WhatsApp means business
While Telegram shares memes mocking WhatsApp and Signal takes digs at Facebook, WhatsApp is rallying behind efforts to clear its name and calm users.

“We want to be clear that the policy update does not affect the privacy of your messages with friends or family in any way,” the company wrote in a blog post. “Instead, this update includes changes related to messaging a business on WhatsApp, which is optional, and provides further transparency about how we collect and use data.”

WhatsApp integrated businesses have found value in managing, running, and marketing business over the app—but that doesn’t mean businesses won’t move to another platform if the consumer base adopts it on a large scale. “Today, customers expect brands to be available on the channels of their preference, in the language of their choice, at a time convenient to them,” said Vartika Verma, vice president of marketing at Yellow Messenger, a company that builds chatbots. WhatsApp has been a successful platform for them but they are “constantly adding new channels” and Signal is on the table, too.

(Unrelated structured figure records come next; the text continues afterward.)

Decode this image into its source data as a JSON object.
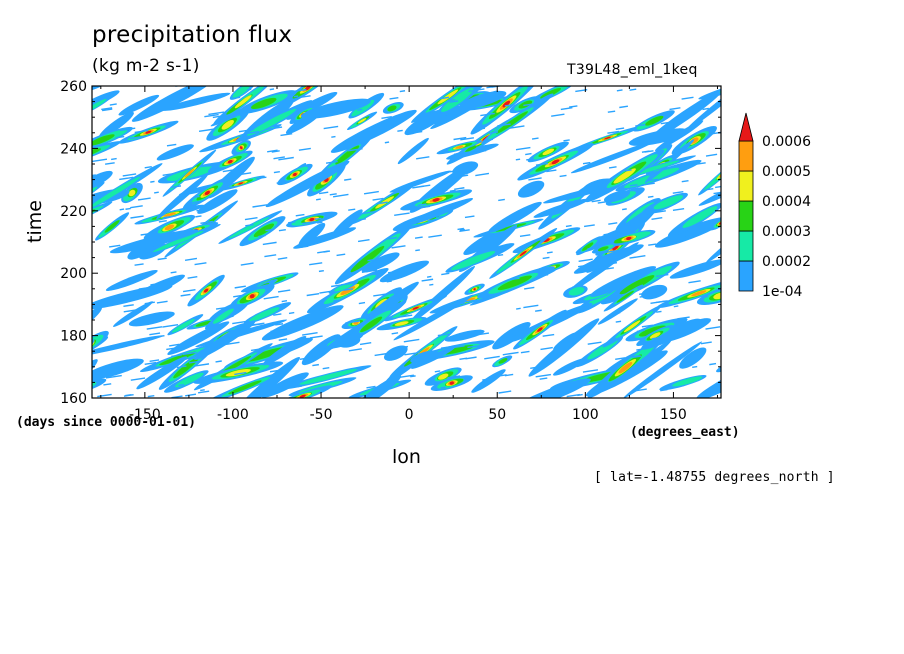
{
  "chart_data": {
    "type": "heatmap",
    "title": "precipitation flux",
    "units": "(kg m-2 s-1)",
    "dataset": "T39L48_eml_1keq",
    "xlabel": "lon",
    "ylabel": "time",
    "x_units": "(degrees_east)",
    "y_units": "(days since 0000-01-01)",
    "annotation": "[ lat=-1.48755 degrees_north ]",
    "xlim": [
      -180,
      177
    ],
    "ylim": [
      160,
      260
    ],
    "x_ticks": [
      -150,
      -100,
      -50,
      0,
      50,
      100,
      150
    ],
    "y_ticks": [
      160,
      180,
      200,
      220,
      240,
      260
    ],
    "x_tick_labels": [
      "-150",
      "-100",
      "-50",
      "0",
      "50",
      "100",
      "150"
    ],
    "y_tick_labels": [
      "160",
      "180",
      "200",
      "220",
      "240",
      "260"
    ],
    "colorbar": {
      "levels": [
        0.0001,
        0.0002,
        0.0003,
        0.0004,
        0.0005,
        0.0006
      ],
      "labels": [
        "1e-04",
        "0.0002",
        "0.0003",
        "0.0004",
        "0.0005",
        "0.0006"
      ],
      "colors": [
        "#ffffff",
        "#2aa4ff",
        "#16eaa6",
        "#28d316",
        "#f0f01e",
        "#ff9e10",
        "#e61919"
      ],
      "extend": "max"
    },
    "pattern": "eastward-propagating streaks (lon increasing with time)"
  }
}
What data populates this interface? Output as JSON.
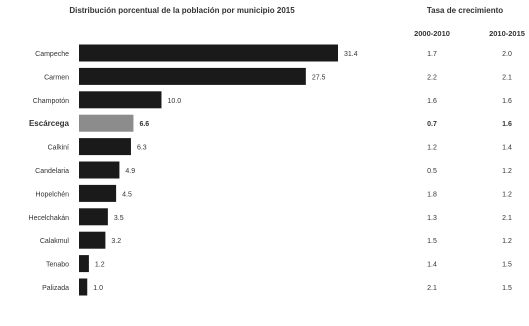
{
  "chart_data": {
    "type": "bar",
    "orientation": "horizontal",
    "title": "Distribución porcentual de la población por municipio 2015",
    "categories": [
      "Campeche",
      "Carmen",
      "Champotón",
      "Escárcega",
      "Calkiní",
      "Candelaria",
      "Hopelchén",
      "Hecelchakán",
      "Calakmul",
      "Tenabo",
      "Palizada"
    ],
    "values": [
      31.4,
      27.5,
      10.0,
      6.6,
      6.3,
      4.9,
      4.5,
      3.5,
      3.2,
      1.2,
      1.0
    ],
    "value_labels": [
      "31.4",
      "27.5",
      "10.0",
      "6.6",
      "6.3",
      "4.9",
      "4.5",
      "3.5",
      "3.2",
      "1.2",
      "1.0"
    ],
    "highlight": "Escárcega",
    "colors": {
      "bar": "#1a1a1a",
      "highlight": "#8c8c8c",
      "text": "#333333"
    },
    "growth_table": {
      "title": "Tasa de crecimiento",
      "columns": [
        "2000-2010",
        "2010-2015"
      ],
      "rows": [
        [
          "1.7",
          "2.0"
        ],
        [
          "2.2",
          "2.1"
        ],
        [
          "1.6",
          "1.6"
        ],
        [
          "0.7",
          "1.6"
        ],
        [
          "1.2",
          "1.4"
        ],
        [
          "0.5",
          "1.2"
        ],
        [
          "1.8",
          "1.2"
        ],
        [
          "1.3",
          "2.1"
        ],
        [
          "1.5",
          "1.2"
        ],
        [
          "1.4",
          "1.5"
        ],
        [
          "2.1",
          "1.5"
        ]
      ]
    }
  }
}
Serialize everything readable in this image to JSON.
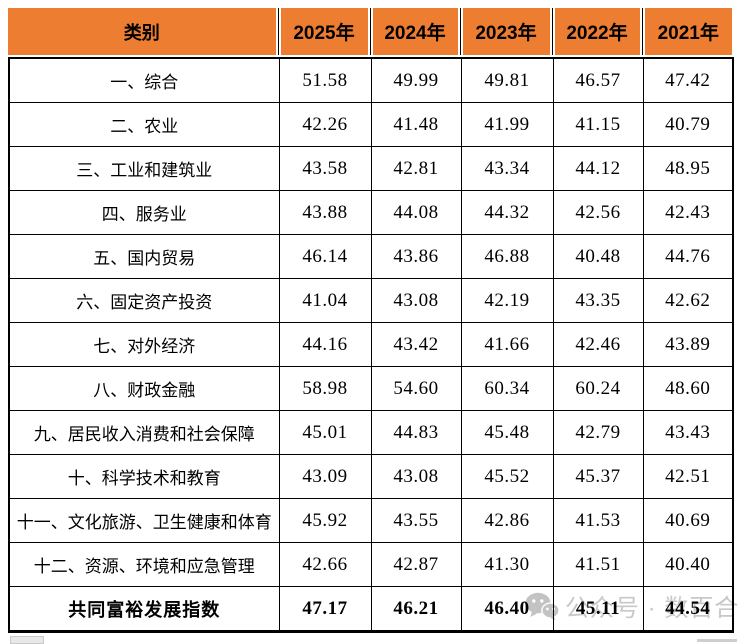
{
  "chart_data": {
    "type": "table",
    "title": "共同富裕发展指数",
    "columns": [
      "类别",
      "2025年",
      "2024年",
      "2023年",
      "2022年",
      "2021年"
    ],
    "rows": [
      {
        "label": "一、综合",
        "values": [
          "51.58",
          "49.99",
          "49.81",
          "46.57",
          "47.42"
        ]
      },
      {
        "label": "二、农业",
        "values": [
          "42.26",
          "41.48",
          "41.99",
          "41.15",
          "40.79"
        ]
      },
      {
        "label": "三、工业和建筑业",
        "values": [
          "43.58",
          "42.81",
          "43.34",
          "44.12",
          "48.95"
        ]
      },
      {
        "label": "四、服务业",
        "values": [
          "43.88",
          "44.08",
          "44.32",
          "42.56",
          "42.43"
        ]
      },
      {
        "label": "五、国内贸易",
        "values": [
          "46.14",
          "43.86",
          "46.88",
          "40.48",
          "44.76"
        ]
      },
      {
        "label": "六、固定资产投资",
        "values": [
          "41.04",
          "43.08",
          "42.19",
          "43.35",
          "42.62"
        ]
      },
      {
        "label": "七、对外经济",
        "values": [
          "44.16",
          "43.42",
          "41.66",
          "42.46",
          "43.89"
        ]
      },
      {
        "label": "八、财政金融",
        "values": [
          "58.98",
          "54.60",
          "60.34",
          "60.24",
          "48.60"
        ]
      },
      {
        "label": "九、居民收入消费和社会保障",
        "values": [
          "45.01",
          "44.83",
          "45.48",
          "42.79",
          "43.43"
        ]
      },
      {
        "label": "十、科学技术和教育",
        "values": [
          "43.09",
          "43.08",
          "45.52",
          "45.37",
          "42.51"
        ]
      },
      {
        "label": "十一、文化旅游、卫生健康和体育",
        "values": [
          "45.92",
          "43.55",
          "42.86",
          "41.53",
          "40.69"
        ]
      },
      {
        "label": "十二、资源、环境和应急管理",
        "values": [
          "42.66",
          "42.87",
          "41.30",
          "41.51",
          "40.40"
        ]
      }
    ],
    "total_row": {
      "label": "共同富裕发展指数",
      "values": [
        "47.17",
        "46.21",
        "46.40",
        "45.11",
        "44.54"
      ]
    }
  },
  "watermark": {
    "icon": "wechat-icon",
    "text": "公众号 · 数百合"
  },
  "colors": {
    "header_bg": "#ED7D31",
    "grid_border": "#000000",
    "text": "#000000",
    "watermark_gray": "#C8C8C8"
  }
}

But any new platform will have to provide an ecosystem as holistic as WhatsApp’s. “It has to be inclusive of all spheres of business management including payments, security, mass reach and more for smooth execution,” Sonakshi Nathani, co-founder & CEO, Bikayi, a “Shopify for India” helping small businesses go online.

Nathani added it’s still “early to comment” on businesses moving away from WhatsApp. And most likely, they will add a channel, not swap WhatsApp out.

India needs better privacy laws

Even if the storm blows over, there is still room for reform.
From a safety perspective, WhatsApp is the poorer cousin. It encrypts chats and calls but Signal goes a step further and encrypts the metadata, too. And it has several other privacy-focused features, including an option to relay calls to avoid revealing the IP address, the option to turn on or off read receipts, and an option to turn on or off indicators to show when a message is being typed, explained Sukriti Seth, an analyst at Noida-based TechSci Research.

However, the world’s largest messaging app is not explicitly violating any data laws in the country.

Europe is already exempt from this new policy thanks to its 2018 General Data Protection Regulation (GDPR) law. “Stringent regulations and clear guidelines on data sharing such as GDPR could have avoided this sudden shift (in India),” said Anand S, vice president, and Kiran Kumar, research manager, at consultancy Frost & Sullivan’s technology and innovation arm. Unfortunately, India’s data protection bill is still a shoddy work-in-progress.